Phyllis R Blakeley Memorial Lecture

 Once known as the study of Popular Antiquities, then Folklore and, now, Intangible Cultural Heritage, the collection and analysis of oral and material culture is often seen as quaint and irrelevant in today’s society. Nothing could be further from the truth. Folklore researcher, Clary Croft, whose mentor was Dr. Helen Creighton, will explore the traditional aspects of Nova Scotia folklore and discuss his impressions of this field today.

Click here for a bio of Clary Croft.

RNSHS Public Lecture – Wednesday, January 18, 2017

Wednesday, January 18, 2017

Designing Nova Scotia's History

Andrew Steeves, Gaspereau Press

 The printing trade has always been closely associated with the organization and dissemination of scholarly texts. In modern times, scholarly publishing has evolved into an area of specialization most often undertaken by university presses, but for a range of reasons (and to varying degrees of success) trade
publishers continue to take on scholarly projects in an attempt to present them to a wider readership.
 In his illustrated talk, Gaspereau Press's Andrew Steeves will discuss a few representative examples of works of historical scholarship published in Nova Scotia since 1752, paying specific attention to the ways in which the design and production of these publications succeed or fail in answering the requirements of their text.

Click here for a bio of Andrew Steeves.

RNSHS Public Lecture – Wednesday, February 15, 2017

Wednesday, February 15, 2017

‘after planting their few potatoes they wander about the Island’: The Mi'kmaq
and British Agricultural Policies in Nineteenth Century Nova Scotia.

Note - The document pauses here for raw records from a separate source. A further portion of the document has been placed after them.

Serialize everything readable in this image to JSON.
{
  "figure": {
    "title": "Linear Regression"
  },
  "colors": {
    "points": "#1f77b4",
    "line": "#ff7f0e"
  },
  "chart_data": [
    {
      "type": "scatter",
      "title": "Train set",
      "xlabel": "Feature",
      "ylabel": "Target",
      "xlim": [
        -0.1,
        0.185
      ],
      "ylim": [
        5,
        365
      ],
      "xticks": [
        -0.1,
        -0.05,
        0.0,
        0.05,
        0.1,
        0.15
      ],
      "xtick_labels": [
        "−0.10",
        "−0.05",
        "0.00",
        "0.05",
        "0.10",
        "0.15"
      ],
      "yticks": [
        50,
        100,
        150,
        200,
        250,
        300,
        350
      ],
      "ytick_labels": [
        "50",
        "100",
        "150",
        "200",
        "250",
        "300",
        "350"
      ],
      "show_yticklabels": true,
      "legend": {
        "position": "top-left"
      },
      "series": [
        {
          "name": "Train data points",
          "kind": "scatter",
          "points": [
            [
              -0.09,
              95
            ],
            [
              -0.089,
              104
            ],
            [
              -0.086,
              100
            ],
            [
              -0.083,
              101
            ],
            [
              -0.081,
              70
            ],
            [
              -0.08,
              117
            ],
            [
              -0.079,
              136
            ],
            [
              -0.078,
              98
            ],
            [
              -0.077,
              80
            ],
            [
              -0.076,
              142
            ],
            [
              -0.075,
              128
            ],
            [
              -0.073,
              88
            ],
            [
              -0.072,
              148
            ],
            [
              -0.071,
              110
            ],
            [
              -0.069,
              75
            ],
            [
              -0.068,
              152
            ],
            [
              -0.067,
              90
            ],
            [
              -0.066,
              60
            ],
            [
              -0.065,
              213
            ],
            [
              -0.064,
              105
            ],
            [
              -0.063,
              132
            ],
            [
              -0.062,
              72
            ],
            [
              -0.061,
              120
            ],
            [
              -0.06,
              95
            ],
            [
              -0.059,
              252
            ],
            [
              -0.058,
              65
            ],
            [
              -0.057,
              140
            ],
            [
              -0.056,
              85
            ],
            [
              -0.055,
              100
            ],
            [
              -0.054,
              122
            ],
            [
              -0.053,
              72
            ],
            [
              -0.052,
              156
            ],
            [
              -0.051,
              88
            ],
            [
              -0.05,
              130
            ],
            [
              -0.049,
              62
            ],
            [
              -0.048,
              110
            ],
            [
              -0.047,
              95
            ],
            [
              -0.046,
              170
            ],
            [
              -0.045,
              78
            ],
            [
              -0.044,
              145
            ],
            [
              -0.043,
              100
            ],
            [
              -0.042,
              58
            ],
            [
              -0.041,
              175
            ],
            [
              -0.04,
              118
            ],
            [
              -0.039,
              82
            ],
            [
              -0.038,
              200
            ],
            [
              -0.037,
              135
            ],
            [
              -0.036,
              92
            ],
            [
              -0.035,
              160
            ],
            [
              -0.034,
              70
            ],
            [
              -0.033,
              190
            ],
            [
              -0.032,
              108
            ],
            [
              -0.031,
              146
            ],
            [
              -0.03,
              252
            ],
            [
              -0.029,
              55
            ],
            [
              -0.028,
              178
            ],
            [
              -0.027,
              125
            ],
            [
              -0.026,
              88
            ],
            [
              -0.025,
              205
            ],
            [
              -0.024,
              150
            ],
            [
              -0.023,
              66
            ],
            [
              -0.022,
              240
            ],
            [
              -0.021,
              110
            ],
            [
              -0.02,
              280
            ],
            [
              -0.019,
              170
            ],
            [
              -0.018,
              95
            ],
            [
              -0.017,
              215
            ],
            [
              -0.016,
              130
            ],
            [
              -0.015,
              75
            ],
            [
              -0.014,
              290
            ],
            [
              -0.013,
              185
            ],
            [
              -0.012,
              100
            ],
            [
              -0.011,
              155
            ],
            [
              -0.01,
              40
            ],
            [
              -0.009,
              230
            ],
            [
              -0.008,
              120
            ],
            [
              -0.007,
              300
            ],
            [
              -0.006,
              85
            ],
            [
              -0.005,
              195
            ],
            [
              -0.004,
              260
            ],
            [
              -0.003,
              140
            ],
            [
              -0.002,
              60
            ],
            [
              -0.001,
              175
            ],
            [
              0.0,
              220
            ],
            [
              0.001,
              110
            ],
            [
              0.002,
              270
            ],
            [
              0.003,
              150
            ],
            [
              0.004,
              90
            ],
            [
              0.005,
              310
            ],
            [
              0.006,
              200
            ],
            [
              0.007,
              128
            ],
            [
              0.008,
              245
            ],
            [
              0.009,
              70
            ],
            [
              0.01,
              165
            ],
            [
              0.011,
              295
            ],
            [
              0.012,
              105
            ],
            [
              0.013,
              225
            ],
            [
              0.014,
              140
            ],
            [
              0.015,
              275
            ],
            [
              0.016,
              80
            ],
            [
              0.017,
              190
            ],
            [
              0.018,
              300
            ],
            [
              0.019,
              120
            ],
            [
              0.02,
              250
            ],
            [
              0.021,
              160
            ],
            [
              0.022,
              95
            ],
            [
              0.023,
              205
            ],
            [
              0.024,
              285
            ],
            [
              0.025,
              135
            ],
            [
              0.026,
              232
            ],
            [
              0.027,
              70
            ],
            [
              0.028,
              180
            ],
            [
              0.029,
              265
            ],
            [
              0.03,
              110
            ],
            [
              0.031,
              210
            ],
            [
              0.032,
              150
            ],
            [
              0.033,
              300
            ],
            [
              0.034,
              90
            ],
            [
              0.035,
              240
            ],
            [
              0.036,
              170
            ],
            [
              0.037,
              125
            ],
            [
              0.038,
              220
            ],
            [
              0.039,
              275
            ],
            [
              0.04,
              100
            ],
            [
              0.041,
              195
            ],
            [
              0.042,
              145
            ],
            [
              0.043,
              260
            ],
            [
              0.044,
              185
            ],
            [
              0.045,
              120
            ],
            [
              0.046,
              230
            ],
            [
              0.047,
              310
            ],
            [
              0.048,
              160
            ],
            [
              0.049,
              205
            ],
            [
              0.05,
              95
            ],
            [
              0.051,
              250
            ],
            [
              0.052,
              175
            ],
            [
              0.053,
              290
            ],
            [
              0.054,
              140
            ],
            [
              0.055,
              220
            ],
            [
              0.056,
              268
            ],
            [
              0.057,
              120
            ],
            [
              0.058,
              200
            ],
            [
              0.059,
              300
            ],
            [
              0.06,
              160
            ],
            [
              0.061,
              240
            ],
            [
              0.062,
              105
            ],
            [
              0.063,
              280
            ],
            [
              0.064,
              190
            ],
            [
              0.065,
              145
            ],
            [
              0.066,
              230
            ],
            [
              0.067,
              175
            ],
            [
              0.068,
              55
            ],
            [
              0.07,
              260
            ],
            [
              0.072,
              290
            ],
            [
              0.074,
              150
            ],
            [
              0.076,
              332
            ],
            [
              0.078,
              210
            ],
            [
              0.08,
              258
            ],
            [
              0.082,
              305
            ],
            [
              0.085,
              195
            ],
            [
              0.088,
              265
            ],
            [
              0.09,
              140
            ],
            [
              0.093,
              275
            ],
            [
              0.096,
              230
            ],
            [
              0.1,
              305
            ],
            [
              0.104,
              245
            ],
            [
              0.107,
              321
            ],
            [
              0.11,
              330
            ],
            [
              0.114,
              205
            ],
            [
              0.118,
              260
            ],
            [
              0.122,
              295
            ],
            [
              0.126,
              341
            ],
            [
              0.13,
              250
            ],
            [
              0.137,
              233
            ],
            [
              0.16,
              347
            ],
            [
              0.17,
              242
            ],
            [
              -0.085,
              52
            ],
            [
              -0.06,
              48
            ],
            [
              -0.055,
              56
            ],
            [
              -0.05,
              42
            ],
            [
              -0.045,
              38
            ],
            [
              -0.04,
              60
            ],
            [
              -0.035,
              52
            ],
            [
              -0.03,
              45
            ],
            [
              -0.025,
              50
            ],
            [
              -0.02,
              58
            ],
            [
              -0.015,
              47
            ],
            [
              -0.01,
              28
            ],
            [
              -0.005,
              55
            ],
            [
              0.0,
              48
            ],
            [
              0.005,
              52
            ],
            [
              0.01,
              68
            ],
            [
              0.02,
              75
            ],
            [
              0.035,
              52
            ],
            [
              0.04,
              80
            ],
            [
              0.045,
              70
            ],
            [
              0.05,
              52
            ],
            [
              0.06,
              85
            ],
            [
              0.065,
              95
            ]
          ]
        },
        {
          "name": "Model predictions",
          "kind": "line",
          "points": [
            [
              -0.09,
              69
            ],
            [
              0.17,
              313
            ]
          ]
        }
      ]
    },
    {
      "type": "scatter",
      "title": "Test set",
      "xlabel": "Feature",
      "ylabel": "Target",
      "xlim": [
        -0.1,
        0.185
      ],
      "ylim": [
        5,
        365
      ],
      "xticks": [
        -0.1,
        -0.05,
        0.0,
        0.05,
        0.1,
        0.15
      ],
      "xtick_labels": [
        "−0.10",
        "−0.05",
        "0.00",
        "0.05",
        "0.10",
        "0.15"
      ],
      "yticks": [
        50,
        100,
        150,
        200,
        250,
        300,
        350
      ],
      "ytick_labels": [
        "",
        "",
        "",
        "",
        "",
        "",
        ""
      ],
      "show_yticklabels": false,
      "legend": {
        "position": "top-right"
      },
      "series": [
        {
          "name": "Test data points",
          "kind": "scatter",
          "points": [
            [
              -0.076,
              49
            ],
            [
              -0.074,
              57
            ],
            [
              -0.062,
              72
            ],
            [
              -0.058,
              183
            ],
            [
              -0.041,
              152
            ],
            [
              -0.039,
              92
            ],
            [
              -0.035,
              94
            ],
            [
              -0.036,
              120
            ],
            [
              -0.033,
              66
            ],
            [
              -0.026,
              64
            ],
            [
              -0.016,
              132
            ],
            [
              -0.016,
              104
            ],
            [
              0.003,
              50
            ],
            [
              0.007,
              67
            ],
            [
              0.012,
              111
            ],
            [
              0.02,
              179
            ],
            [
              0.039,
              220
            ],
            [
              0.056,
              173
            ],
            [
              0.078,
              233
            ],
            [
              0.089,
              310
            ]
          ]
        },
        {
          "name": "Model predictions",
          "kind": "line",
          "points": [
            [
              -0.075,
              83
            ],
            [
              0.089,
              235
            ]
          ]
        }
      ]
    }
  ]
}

Courtney Mrazek, Doctoral Student, University of New Brunswick

 Beginning in the early eighteenth century, British colonizers in Nova Scotia, a portion of the territory known by its indigenous inhabitants as Mi’kma’ki, sought to reform Mi’kmaw people’s concepts and utilization of land through agricultural policies. They hoped that in doing so, the Mi’kmaq would become stationary instead of transient, and ultimately be “civilized.” While the Mi’kmaq never became the agriculturalists the British envisioned, they did participate in sporadic farming activities and made active use of the British legal system to petition the government for various aids and rights. This presentation will argue that although the agricultural policies the British hoped would “civilize” the Mi’kmaq fell short of their intended outcome, Mi’kmaw communities negotiated their pressures and possibilities, managing to use agricultural opportunities to alleviate difficult social and economic circumstances through a myriad of treaty expectations and negotiations, friendships, petitions, and gift-giving.

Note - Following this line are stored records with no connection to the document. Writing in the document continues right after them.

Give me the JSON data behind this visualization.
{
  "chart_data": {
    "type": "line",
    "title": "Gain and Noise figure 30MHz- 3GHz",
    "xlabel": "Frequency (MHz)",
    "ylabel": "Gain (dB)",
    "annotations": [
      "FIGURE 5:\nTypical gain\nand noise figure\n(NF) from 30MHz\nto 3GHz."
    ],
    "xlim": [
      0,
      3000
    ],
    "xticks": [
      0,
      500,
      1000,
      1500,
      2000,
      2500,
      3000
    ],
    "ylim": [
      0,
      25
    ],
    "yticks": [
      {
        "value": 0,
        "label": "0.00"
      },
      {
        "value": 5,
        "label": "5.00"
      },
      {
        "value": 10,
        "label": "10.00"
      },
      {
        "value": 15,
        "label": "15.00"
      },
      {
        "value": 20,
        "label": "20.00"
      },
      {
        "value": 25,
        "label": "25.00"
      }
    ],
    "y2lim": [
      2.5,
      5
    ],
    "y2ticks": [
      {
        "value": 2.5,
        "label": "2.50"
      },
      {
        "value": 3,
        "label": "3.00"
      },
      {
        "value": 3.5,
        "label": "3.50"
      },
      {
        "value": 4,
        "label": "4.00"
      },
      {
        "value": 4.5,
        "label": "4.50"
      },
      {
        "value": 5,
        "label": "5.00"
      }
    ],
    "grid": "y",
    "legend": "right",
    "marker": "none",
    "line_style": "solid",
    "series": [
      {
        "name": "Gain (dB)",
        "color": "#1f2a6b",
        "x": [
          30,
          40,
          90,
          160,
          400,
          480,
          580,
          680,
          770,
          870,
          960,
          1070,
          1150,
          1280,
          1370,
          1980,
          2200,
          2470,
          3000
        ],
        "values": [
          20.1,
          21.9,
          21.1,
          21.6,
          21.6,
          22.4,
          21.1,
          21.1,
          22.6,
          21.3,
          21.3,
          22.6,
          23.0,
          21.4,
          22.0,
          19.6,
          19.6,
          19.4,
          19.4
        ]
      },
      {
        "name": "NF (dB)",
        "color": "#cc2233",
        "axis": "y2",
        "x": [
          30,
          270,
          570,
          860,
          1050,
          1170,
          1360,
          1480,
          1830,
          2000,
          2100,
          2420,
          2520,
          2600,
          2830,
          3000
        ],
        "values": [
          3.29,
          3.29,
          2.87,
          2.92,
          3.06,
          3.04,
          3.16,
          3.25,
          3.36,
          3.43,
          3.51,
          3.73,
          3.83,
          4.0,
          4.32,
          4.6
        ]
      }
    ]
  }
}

Click here for a bio of Courtney Mrazek.

RNSHS Public Lecture – Wednesday, March 15, 2017

Wednesday, March 15, 2017

The Training of the Jewish Legion at Fort Edward during the First World War

Sara Beanlands, Principal and Senior Archaeologist, Boreas Heritage Consulting Inc.

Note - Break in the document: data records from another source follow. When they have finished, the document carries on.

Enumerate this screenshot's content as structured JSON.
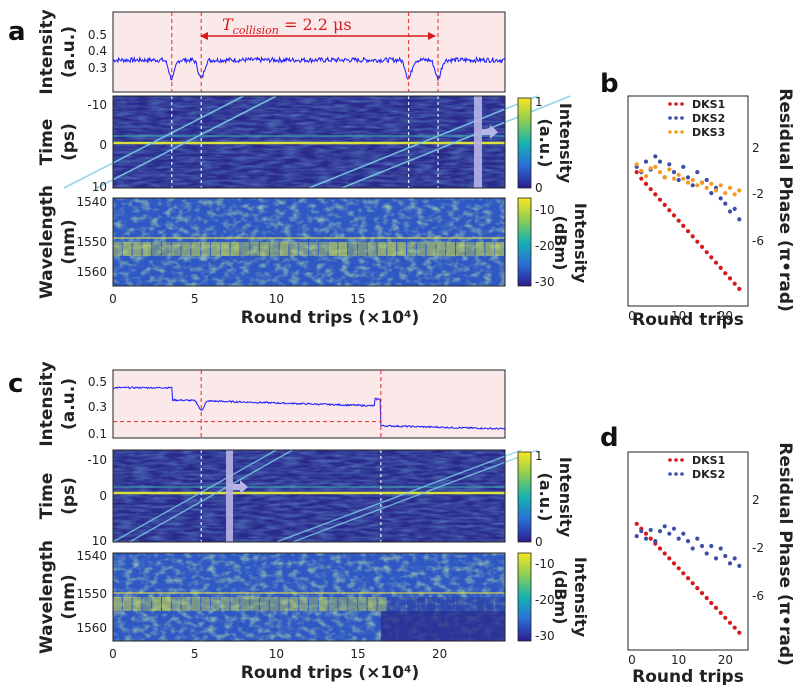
{
  "panels": {
    "a": "a",
    "b": "b",
    "c": "c",
    "d": "d"
  },
  "labels": {
    "intensity_au_line1": "Intensity",
    "intensity_au_line2": "(a.u.)",
    "time_line1": "Time",
    "time_line2": "(ps)",
    "wavelength_line1": "Wavelength",
    "wavelength_line2": "(nm)",
    "cbar_intensity": "Intensity",
    "cbar_au": "(a.u.)",
    "cbar_dbm": "(dBm)",
    "round_trips": "Round trips (×10⁴)",
    "round_trips_short": "Round trips",
    "residual_phase": "Residual Phase (π•rad)",
    "t_collision": "T",
    "t_collision_sub": "collision",
    "t_collision_value": " = 2.2 μs"
  },
  "colors": {
    "trace": "#1a1aff",
    "shade": "#fbe9ea",
    "red_line": "#e8262a",
    "map_bg": "#2a2a8c",
    "dks1": "#d7191c",
    "dks2": "#3b4fa8",
    "dks3": "#f59a23",
    "arrow": "#b7b3e6"
  },
  "chart_data": [
    {
      "id": "a-intensity",
      "type": "line",
      "ylabel": "Intensity (a.u.)",
      "xlim": [
        0,
        24
      ],
      "ylim": [
        0.25,
        0.55
      ],
      "yticks": [
        "0.5",
        "0.4",
        "0.3"
      ],
      "dips": [
        3.6,
        5.4,
        18.1,
        19.9
      ],
      "baseline": 0.37,
      "annotation": "T_collision = 2.2 μs"
    },
    {
      "id": "a-time",
      "type": "heatmap",
      "ylabel": "Time (ps)",
      "yticks": [
        "-10",
        "0",
        "10"
      ],
      "colorbar": {
        "label": "Intensity (a.u.)",
        "ticks": [
          "1",
          "0"
        ]
      },
      "marker_lines": [
        3.6,
        5.4,
        18.1,
        19.9
      ]
    },
    {
      "id": "a-wavelength",
      "type": "heatmap",
      "ylabel": "Wavelength (nm)",
      "yticks": [
        "1540",
        "1550",
        "1560"
      ],
      "colorbar": {
        "label": "Intensity (dBm)",
        "ticks": [
          "-10",
          "-20",
          "-30"
        ]
      },
      "xlabel": "Round trips (×10⁴)",
      "xticks": [
        "0",
        "5",
        "10",
        "15",
        "20"
      ]
    },
    {
      "id": "b",
      "type": "scatter",
      "xlabel": "Round trips",
      "ylabel": "Residual Phase (π•rad)",
      "xticks": [
        "0",
        "10",
        "20"
      ],
      "yticks": [
        "2",
        "-2",
        "-6"
      ],
      "xlim": [
        0,
        24
      ],
      "ylim": [
        -10,
        6
      ],
      "series": [
        {
          "name": "DKS1",
          "x": [
            1,
            2,
            3,
            4,
            5,
            6,
            7,
            8,
            9,
            10,
            11,
            12,
            13,
            14,
            15,
            16,
            17,
            18,
            19,
            20,
            21,
            22,
            23
          ],
          "y": [
            0.2,
            -0.3,
            -0.7,
            -1.1,
            -1.5,
            -1.9,
            -2.3,
            -2.7,
            -3.1,
            -3.5,
            -3.9,
            -4.3,
            -4.7,
            -5.1,
            -5.5,
            -5.9,
            -6.3,
            -6.7,
            -7.1,
            -7.5,
            -7.9,
            -8.3,
            -8.7
          ]
        },
        {
          "name": "DKS2",
          "x": [
            1,
            2,
            3,
            4,
            5,
            6,
            7,
            8,
            9,
            10,
            11,
            12,
            13,
            14,
            15,
            16,
            17,
            18,
            19,
            20,
            21,
            22,
            23
          ],
          "y": [
            0.6,
            0.2,
            1.0,
            0.4,
            1.4,
            1.0,
            -0.2,
            0.8,
            0.2,
            -0.4,
            0.6,
            -0.2,
            -0.8,
            0.2,
            -0.6,
            -0.4,
            -1.4,
            -1.0,
            -1.8,
            -2.2,
            -2.8,
            -2.6,
            -3.4
          ]
        },
        {
          "name": "DKS3",
          "x": [
            1,
            2,
            3,
            4,
            5,
            6,
            7,
            8,
            9,
            10,
            11,
            12,
            13,
            14,
            15,
            16,
            17,
            18,
            19,
            20,
            21,
            22,
            23
          ],
          "y": [
            0.8,
            0.3,
            -0.1,
            0.5,
            0.6,
            0.2,
            -0.2,
            0.4,
            -0.3,
            0.0,
            -0.3,
            -0.6,
            -0.4,
            -0.8,
            -0.6,
            -1.0,
            -0.7,
            -1.2,
            -0.8,
            -1.4,
            -1.0,
            -1.5,
            -1.2
          ]
        }
      ]
    },
    {
      "id": "c-intensity",
      "type": "line",
      "ylabel": "Intensity (a.u.)",
      "xlim": [
        0,
        24
      ],
      "ylim": [
        0.05,
        0.55
      ],
      "yticks": [
        "0.5",
        "0.3",
        "0.1"
      ],
      "marker_lines": [
        5.4,
        16.4
      ],
      "threshold": 0.17
    },
    {
      "id": "c-time",
      "type": "heatmap",
      "ylabel": "Time (ps)",
      "yticks": [
        "-10",
        "0",
        "10"
      ],
      "colorbar": {
        "label": "Intensity (a.u.)",
        "ticks": [
          "1",
          "0"
        ]
      },
      "marker_lines": [
        5.4,
        16.4
      ]
    },
    {
      "id": "c-wavelength",
      "type": "heatmap",
      "ylabel": "Wavelength (nm)",
      "yticks": [
        "1540",
        "1550",
        "1560"
      ],
      "colorbar": {
        "label": "Intensity (dBm)",
        "ticks": [
          "-10",
          "-20",
          "-30"
        ]
      },
      "xlabel": "Round trips (×10⁴)",
      "xticks": [
        "0",
        "5",
        "10",
        "15",
        "20"
      ]
    },
    {
      "id": "d",
      "type": "scatter",
      "xlabel": "Round trips",
      "ylabel": "Residual Phase (π•rad)",
      "xticks": [
        "0",
        "10",
        "20"
      ],
      "yticks": [
        "2",
        "-2",
        "-6"
      ],
      "xlim": [
        0,
        24
      ],
      "ylim": [
        -10,
        6
      ],
      "series": [
        {
          "name": "DKS1",
          "x": [
            1,
            2,
            3,
            4,
            5,
            6,
            7,
            8,
            9,
            10,
            11,
            12,
            13,
            14,
            15,
            16,
            17,
            18,
            19,
            20,
            21,
            22,
            23
          ],
          "y": [
            0.2,
            -0.2,
            -0.6,
            -1.0,
            -1.4,
            -1.8,
            -2.2,
            -2.6,
            -3.0,
            -3.4,
            -3.8,
            -4.2,
            -4.6,
            -5.0,
            -5.4,
            -5.8,
            -6.2,
            -6.6,
            -7.0,
            -7.4,
            -7.8,
            -8.2,
            -8.6
          ]
        },
        {
          "name": "DKS2",
          "x": [
            1,
            2,
            3,
            4,
            5,
            6,
            7,
            8,
            9,
            10,
            11,
            12,
            13,
            14,
            15,
            16,
            17,
            18,
            19,
            20,
            21,
            22,
            23
          ],
          "y": [
            -0.8,
            -0.4,
            -1.0,
            -0.3,
            -1.2,
            -0.4,
            0.0,
            -0.6,
            -0.2,
            -1.0,
            -0.6,
            -1.2,
            -1.8,
            -1.0,
            -1.6,
            -2.2,
            -1.6,
            -2.6,
            -1.8,
            -2.4,
            -3.0,
            -2.6,
            -3.2
          ]
        }
      ]
    }
  ]
}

 In 1917, the British War Office approved the raising of a Jewish military contingent for active duty in Palestine. This Jewish fighting force, which included the 38th, 39th, 40th and 42nd Battalions of the Royal Fusiliers, became known as the Jewish Legion. The Imperial Recruiting and Training Depot was established at Fort Edward, in Windsor, Nova Scotia, in 1918, to serve as a basic training centre and point of departure for all North American recruits. Among the Jewish soldiers that underwent basic training at Fort Edward were David Ben‐Gurion and Yitzhak Ben‐Zvi, later to become the first Prime Minister and second President of the State of Israel. This talk will look at the training of the Jewish Legion in Nova Scotia — a brief but important episode in the sequence of events that led to the establishment of the State of Israel and the formation of the modern geo‐political world.